Cosmoprof 2018 sfonda il tetto dei 250.000 visitatori, +11% esteri

La rassegna bolognese del beauty Cosmoprof mette a segno un altro record, superando il tetto dei 250.000 visitatori della passata edizione, quella del cinquantennale.  

Powderful Experience - Facebook/Cosmoprof Worldwide Bologna
 
“Un risultato sorprendente”, ha dichiarato il Presidente di BolognaFiere Gianpiero Calzolari, “per una manifestazione vivace, ricca di proposte, dalla filiera industriale al retail; un vero colpo d’occhio sulla cosmesi mondiale, in una sintesi che nessun altro player al mondo riesce a operare”.
 
La fiera andata in scena nel complesso fieristico della città felsinea dal 15 al 19 marzo, ha fatto registrare un deciso incremento delle presenze estere (+11%).

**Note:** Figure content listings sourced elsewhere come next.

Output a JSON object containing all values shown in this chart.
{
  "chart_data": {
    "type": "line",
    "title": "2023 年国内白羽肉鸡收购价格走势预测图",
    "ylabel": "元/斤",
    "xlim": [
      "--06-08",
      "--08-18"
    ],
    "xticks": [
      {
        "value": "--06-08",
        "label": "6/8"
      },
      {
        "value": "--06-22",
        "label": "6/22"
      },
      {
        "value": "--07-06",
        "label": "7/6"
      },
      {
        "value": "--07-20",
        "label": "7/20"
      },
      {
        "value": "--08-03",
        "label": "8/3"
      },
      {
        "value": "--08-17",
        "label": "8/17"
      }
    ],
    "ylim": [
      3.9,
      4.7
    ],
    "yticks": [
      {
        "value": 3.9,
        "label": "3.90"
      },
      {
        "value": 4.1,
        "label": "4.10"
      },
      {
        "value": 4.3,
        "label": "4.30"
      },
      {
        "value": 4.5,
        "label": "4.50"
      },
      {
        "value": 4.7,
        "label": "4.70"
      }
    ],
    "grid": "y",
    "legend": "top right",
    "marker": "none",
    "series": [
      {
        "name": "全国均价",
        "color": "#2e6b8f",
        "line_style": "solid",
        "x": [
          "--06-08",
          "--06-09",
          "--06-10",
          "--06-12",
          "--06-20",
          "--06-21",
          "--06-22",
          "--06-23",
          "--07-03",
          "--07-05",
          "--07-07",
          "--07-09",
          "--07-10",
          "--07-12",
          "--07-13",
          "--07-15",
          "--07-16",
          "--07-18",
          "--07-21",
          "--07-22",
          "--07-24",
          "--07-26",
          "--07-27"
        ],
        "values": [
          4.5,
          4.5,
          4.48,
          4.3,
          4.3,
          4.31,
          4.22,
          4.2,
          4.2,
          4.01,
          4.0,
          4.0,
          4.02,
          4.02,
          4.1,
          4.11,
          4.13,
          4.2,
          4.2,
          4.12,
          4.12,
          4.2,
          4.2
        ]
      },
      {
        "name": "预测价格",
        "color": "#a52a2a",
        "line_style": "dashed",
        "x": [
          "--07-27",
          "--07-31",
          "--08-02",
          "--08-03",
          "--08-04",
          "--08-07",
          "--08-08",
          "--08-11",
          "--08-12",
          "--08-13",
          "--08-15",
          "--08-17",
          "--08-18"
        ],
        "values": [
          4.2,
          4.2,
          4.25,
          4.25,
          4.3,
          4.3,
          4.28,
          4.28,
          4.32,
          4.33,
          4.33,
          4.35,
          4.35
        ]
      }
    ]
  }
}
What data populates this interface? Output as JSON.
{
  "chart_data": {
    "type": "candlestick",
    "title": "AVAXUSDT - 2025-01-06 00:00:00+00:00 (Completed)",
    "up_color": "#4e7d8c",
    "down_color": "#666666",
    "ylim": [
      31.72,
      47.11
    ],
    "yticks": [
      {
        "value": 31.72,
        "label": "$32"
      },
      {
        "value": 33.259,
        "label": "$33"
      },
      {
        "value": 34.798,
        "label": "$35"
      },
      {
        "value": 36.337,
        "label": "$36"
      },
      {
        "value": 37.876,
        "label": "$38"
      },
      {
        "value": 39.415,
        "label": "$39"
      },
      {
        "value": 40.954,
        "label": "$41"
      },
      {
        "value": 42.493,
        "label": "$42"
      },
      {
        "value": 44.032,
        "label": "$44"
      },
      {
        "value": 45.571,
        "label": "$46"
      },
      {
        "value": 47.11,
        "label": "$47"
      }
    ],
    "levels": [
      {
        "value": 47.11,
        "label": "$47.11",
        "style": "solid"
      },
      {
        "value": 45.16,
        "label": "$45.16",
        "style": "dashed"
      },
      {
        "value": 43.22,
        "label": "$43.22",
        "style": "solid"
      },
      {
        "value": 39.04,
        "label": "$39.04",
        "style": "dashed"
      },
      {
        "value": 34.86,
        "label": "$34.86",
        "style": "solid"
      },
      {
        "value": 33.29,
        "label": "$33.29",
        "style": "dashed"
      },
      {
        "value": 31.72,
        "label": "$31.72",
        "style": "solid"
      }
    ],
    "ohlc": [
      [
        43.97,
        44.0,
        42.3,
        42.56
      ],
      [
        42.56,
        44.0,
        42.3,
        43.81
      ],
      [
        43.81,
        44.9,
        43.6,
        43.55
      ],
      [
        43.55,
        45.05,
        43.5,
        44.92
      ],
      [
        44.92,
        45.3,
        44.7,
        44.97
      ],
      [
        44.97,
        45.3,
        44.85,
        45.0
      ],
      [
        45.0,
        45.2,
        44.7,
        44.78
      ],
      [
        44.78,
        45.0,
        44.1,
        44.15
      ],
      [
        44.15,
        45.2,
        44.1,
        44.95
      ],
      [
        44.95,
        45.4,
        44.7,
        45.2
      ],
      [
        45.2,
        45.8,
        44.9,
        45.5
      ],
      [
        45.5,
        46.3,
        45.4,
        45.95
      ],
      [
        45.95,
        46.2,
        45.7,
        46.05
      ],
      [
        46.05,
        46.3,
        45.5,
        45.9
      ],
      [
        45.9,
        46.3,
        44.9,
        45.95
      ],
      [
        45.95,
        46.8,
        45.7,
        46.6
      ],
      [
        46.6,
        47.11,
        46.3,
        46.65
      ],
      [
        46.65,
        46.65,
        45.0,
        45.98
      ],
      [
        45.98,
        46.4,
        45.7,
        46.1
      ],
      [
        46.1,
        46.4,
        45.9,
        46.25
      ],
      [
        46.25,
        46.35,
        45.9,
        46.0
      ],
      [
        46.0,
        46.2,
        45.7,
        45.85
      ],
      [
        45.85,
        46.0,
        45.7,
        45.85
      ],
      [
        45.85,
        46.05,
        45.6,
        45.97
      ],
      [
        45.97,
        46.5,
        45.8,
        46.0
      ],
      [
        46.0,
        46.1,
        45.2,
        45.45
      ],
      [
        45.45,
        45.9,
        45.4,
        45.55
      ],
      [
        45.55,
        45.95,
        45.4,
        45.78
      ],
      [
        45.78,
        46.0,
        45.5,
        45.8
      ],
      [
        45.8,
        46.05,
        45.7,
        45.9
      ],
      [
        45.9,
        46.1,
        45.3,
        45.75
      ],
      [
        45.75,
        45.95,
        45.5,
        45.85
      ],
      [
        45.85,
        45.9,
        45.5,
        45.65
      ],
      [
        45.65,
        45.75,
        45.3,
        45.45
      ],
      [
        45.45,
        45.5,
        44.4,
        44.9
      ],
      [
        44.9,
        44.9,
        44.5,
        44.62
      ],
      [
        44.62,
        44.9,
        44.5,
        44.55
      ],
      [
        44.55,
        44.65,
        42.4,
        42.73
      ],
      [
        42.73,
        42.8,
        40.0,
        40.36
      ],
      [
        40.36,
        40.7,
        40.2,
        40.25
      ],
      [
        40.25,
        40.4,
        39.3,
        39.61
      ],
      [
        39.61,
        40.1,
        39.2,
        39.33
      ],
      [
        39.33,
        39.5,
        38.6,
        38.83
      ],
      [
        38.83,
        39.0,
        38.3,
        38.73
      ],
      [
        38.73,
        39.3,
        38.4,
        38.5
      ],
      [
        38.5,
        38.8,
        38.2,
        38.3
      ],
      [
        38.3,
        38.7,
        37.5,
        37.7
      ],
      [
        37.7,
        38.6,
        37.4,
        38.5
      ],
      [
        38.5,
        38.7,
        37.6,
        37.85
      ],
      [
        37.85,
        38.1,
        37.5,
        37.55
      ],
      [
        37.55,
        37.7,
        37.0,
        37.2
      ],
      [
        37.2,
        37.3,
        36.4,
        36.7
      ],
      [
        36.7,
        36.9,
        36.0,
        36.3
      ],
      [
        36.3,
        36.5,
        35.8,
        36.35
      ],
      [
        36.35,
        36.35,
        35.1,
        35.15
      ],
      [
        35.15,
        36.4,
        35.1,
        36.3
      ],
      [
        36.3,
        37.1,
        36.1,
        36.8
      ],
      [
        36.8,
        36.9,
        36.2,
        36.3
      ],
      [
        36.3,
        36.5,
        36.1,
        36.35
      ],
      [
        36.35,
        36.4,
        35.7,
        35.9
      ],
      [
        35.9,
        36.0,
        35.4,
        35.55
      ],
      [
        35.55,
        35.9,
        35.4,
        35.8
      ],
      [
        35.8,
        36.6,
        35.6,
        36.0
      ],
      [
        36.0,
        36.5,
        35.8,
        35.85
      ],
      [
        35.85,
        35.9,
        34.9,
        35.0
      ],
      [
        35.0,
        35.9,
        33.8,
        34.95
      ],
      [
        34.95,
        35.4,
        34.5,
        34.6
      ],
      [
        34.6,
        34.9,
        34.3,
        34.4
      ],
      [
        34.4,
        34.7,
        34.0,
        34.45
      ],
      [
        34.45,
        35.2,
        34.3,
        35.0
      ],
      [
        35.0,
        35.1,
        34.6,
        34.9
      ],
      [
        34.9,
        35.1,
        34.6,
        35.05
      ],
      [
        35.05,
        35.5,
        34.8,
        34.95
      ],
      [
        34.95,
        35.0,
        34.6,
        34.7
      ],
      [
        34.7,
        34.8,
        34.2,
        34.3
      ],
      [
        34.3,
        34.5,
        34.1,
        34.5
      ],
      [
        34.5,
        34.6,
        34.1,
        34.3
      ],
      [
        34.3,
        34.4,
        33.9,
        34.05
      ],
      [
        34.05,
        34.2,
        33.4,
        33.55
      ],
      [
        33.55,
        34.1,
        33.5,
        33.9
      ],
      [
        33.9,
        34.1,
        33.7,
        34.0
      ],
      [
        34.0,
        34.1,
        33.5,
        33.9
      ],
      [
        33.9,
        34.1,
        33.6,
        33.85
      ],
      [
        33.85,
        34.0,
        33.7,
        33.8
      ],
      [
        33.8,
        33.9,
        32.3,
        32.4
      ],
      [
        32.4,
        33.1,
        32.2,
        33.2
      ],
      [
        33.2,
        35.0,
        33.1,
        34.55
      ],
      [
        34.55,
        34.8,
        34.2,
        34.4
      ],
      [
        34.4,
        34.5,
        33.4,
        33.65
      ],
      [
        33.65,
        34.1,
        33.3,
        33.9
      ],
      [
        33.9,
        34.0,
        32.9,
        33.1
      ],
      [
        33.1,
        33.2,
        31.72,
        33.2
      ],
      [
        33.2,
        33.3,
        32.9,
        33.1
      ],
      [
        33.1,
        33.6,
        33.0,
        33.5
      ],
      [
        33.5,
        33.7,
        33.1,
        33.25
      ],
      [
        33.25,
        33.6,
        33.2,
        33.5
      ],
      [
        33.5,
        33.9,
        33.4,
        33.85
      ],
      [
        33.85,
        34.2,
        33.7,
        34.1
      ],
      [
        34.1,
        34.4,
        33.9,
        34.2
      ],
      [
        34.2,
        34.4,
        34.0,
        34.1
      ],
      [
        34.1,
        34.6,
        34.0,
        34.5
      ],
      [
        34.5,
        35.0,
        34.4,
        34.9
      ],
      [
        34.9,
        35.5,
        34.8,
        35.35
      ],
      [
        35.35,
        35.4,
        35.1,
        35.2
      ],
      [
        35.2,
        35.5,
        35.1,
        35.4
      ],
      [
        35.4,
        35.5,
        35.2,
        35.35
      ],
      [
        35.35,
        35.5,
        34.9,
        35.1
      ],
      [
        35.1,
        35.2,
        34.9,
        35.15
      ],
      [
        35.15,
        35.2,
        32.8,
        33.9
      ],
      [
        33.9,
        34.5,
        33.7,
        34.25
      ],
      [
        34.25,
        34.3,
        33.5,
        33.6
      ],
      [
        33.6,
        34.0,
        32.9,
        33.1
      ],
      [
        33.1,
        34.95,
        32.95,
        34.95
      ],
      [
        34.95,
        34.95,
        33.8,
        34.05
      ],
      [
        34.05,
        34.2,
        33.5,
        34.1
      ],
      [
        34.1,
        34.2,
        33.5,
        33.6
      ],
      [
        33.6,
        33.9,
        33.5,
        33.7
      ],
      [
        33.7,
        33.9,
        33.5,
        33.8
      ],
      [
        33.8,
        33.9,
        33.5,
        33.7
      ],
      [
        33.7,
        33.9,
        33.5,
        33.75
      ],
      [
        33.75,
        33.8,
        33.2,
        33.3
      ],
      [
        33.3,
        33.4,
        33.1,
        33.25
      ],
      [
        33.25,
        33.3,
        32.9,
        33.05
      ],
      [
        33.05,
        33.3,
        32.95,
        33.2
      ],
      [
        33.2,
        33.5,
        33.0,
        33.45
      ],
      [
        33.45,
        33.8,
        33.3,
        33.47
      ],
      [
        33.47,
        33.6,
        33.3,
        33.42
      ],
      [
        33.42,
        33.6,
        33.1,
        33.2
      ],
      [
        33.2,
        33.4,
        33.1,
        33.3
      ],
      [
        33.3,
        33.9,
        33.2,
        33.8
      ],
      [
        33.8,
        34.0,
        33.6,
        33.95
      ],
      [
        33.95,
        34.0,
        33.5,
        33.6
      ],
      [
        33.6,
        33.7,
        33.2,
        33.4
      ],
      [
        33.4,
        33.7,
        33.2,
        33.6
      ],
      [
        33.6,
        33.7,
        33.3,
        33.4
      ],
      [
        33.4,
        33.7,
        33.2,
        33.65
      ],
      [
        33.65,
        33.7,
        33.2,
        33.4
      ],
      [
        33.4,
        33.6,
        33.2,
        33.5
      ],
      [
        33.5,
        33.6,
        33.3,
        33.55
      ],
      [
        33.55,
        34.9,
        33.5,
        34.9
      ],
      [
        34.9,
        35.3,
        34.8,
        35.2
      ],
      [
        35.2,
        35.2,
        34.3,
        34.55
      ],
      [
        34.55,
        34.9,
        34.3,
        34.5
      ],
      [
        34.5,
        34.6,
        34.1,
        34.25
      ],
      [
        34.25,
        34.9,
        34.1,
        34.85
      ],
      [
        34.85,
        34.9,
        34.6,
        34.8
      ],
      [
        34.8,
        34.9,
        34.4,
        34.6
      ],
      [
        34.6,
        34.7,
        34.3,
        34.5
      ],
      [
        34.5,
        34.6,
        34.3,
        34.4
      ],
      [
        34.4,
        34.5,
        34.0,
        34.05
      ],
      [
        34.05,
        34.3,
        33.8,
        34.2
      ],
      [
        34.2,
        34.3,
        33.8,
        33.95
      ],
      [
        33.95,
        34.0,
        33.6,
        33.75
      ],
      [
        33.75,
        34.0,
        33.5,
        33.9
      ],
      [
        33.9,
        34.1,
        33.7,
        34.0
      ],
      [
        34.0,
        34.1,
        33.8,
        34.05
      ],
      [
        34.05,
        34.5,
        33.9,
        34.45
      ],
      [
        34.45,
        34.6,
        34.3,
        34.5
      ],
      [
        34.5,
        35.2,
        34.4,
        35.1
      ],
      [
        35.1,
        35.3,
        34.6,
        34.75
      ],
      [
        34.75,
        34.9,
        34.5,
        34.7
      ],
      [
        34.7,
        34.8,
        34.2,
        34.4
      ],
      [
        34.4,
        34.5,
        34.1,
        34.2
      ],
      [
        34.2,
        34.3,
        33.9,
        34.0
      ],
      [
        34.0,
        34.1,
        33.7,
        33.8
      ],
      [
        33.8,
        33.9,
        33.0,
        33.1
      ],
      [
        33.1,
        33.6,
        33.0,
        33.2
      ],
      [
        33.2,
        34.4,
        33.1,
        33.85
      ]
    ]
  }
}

Ottimo risultato anche sul fronte espositori a quota 2.822, provenienti da 70 Paesi.

“Creatività, ricerca e innovazione per rispondere alle esigenze di un consumatore evoluto e sempre più attento ai temi della sicurezza e della sostenibilità: sono questi solo alcuni degli elementi vincenti che confermano la cosmesi tra le eccellenze del Made in Italy”, ha commentato il Presidente di Cosmetica Italia Fabio Rossello.
 
“L’auspicio”, ha continuato Rossello, “è quello di una attenzione crescente da parte delle istituzioni per sostenere in Italia e all’estero un modello virtuoso”. Il Presidente ha sottolineato l’importanza strategica dell’industria della cosmesi per tutto il Made in Italy: un settore, quello del beauty, che nel 2017 ha registrato oltre 11 miliardi di euro di fatturato, in crescita del 4,3% sull’anno precedente, e che occupa oltre 35 mila addetti, che salgono a 200 mila con l’indotto.

Tra i desiderata degli espositori incontrati da FashionNetwork.com, tutti concordi nell’esprimere una generale soddisfazione per gli affari conclusi, c’è stato anche il generalizzato auspicio che in futuro il salone bolognese possa trovare soluzioni più efficienti sia sul fronte della logistica (incremento dei mezzi pubblici in grado di far fronte ai flussi di visitatori mossi dall'evento, eliminando le lunghissime code viste in fiera), che su quello dei servizi (ampliamento della varietà delle proposte a livello di ristorazione, per esempio, che oggi è quasi esclusivamente Camst).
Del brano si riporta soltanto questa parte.